I witnessed the reunification of Germany. I listened to oral histories of widows who survived Hitler’s reign of power. I made friends with Eastern Europeans, taking in their stories of living entire lives under oppressive Soviet rule. I experienced first hand, the repressive regime of Kenya’s dictator Daniel arap Moi. I lived under the same roof with an international smuggler. In spite of what I learned about corruption and the dark side of human nature in the rest of the world, I was always touched by the sense of hope that was built upon the positive perceptions others had of my home, America.

So after a decade of George W Bush, and now more than three years of Trump, watching the country and culture of my birth descend into periods of unbridled greed and arrogant unregulated corporatism, this is what I know. The spirit that used to be a beacon for the rest of the world is not dead, it’s in a coma! As a nation we have been brainwashed by the bad guys! Our sense of self has collectively been destroyed, replaced by a false sense of helplessness. We have lost our faith in humanity and our trust in each other, because we falsely accept their illusion of victory. The driving force behind it all is the cult of materialism and consumerism!

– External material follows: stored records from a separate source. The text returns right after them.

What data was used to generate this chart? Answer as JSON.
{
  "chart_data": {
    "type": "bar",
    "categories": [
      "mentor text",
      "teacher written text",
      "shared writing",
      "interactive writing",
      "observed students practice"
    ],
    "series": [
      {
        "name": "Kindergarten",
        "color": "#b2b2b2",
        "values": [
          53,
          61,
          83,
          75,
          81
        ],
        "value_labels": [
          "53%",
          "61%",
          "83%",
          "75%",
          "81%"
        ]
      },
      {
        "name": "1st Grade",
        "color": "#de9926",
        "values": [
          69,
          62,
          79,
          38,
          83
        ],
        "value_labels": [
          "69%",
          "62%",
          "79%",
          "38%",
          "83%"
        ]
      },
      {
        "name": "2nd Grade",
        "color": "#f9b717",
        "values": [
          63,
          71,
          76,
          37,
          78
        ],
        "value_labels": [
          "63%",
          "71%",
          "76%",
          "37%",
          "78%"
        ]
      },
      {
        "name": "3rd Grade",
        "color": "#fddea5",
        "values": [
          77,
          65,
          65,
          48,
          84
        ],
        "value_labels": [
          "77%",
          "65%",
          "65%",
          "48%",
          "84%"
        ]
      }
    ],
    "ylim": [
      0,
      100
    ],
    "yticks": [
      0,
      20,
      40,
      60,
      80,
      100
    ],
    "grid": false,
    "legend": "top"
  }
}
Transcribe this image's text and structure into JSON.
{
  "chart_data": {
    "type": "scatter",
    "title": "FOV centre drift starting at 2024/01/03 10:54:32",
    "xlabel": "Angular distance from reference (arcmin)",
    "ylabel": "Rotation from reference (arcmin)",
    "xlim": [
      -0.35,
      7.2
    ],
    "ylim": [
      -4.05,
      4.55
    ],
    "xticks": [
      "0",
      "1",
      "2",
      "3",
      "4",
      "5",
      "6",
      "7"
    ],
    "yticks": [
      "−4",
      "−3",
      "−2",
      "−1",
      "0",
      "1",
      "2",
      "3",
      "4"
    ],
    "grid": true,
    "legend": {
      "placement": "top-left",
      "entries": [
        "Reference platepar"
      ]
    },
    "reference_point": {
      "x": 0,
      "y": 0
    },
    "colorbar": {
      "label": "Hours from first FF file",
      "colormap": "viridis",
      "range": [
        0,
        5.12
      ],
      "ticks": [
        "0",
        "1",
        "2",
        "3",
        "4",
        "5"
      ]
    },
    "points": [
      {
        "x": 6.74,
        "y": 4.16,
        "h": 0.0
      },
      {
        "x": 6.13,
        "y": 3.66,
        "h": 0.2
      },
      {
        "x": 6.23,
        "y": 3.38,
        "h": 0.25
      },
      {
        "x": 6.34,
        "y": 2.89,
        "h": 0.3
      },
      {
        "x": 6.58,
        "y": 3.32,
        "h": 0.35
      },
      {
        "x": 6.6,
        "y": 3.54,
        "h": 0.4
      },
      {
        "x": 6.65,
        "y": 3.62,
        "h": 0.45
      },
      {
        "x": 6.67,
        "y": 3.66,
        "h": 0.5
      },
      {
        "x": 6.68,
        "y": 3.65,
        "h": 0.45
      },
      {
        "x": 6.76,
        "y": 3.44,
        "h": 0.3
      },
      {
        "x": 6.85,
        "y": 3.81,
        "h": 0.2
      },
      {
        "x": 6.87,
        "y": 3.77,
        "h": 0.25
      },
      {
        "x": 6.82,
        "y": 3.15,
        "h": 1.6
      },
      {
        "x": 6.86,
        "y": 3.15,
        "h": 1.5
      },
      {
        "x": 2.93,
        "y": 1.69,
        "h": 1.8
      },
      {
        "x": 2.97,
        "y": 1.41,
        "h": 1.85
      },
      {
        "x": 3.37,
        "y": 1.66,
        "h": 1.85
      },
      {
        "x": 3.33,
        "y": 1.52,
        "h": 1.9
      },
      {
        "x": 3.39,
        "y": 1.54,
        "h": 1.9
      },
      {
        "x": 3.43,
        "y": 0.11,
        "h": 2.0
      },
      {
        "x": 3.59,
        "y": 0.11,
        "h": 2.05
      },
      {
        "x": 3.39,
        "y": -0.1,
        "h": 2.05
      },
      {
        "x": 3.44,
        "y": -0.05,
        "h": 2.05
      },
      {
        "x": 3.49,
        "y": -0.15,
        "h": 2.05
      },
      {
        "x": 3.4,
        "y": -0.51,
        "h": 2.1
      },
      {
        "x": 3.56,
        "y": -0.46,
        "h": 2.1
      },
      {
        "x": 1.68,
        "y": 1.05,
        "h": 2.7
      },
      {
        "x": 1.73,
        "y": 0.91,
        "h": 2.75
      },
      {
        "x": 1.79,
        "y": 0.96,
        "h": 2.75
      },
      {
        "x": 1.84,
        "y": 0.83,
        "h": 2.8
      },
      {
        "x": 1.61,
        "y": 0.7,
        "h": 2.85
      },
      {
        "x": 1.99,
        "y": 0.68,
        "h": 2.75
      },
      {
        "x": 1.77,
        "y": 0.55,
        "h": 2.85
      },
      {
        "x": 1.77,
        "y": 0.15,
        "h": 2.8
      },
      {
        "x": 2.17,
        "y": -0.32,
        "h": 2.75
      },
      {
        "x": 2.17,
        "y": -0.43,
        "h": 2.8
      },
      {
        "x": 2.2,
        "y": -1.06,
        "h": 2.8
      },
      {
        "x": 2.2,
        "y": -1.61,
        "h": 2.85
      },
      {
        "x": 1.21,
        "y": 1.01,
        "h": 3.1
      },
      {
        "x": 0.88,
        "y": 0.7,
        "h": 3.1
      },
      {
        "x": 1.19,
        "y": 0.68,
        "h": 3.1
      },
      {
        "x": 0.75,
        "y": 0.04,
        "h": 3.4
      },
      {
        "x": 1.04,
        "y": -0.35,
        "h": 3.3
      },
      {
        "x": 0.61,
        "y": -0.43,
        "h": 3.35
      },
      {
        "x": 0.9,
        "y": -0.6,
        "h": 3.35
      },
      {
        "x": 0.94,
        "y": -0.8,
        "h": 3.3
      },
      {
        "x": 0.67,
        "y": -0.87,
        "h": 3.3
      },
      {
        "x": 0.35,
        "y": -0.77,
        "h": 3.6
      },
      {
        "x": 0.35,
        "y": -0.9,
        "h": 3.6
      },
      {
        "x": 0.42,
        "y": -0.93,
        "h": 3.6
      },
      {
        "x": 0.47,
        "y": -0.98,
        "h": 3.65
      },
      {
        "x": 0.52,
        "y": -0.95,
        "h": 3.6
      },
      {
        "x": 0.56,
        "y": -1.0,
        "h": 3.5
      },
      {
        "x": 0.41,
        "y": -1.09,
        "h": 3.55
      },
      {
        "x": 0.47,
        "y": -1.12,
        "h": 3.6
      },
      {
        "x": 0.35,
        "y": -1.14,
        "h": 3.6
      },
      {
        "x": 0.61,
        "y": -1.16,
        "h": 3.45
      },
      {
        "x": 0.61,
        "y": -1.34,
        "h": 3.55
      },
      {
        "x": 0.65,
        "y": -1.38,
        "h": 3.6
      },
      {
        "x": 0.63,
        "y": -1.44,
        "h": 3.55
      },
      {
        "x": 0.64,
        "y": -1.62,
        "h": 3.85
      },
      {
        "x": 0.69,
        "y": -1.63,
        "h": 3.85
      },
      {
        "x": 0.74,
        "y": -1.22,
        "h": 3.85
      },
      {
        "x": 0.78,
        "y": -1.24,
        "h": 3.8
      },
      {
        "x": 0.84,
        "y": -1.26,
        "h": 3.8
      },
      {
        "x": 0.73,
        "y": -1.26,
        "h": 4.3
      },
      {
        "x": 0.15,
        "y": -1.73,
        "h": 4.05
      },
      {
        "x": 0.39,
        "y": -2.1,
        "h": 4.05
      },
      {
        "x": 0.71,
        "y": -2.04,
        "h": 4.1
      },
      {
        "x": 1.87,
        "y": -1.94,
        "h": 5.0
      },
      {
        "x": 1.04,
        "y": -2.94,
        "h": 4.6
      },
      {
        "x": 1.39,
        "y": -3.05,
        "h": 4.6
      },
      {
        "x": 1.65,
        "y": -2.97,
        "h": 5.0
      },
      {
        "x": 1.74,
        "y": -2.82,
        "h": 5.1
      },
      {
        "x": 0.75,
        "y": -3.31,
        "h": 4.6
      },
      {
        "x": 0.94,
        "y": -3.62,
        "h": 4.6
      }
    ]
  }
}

At this point, I am convinced that we as individuals are totally responsible for our present plight! As multitudes of life forms suffocated in the Gulf of Mexico, as some species perhaps disappear forever, we disconnect the link to the car keys in our pockets. It is all happening because of our inaction, our inability or unwillingness to sacrifice, our stubborn reluctance to change. The masters of coercive persuasion have taken everything that has been precious to us, convincing us that those things now belong to them exclusively. They have rewritten history, redefined common words in the dictionary and imprisoned God, now pretending he speaks for them. The real sin is not that others have poisoned the air, the water, the food, the soil, the oceans, the forests and the wildlife. The real sin is that we have let them do it. The real sin is that each and every one of us pulls an excuse out of our pocket and says, “well, it won’t hurt if I just hang on to this one destructive habit a little longer!” As everything crumbles around us, we all wear insincere smiles that reflect the indifference of a thousand Moonies at a mass wedding, hoping the absurdity of our circumstances will just melt away in our cultish denial!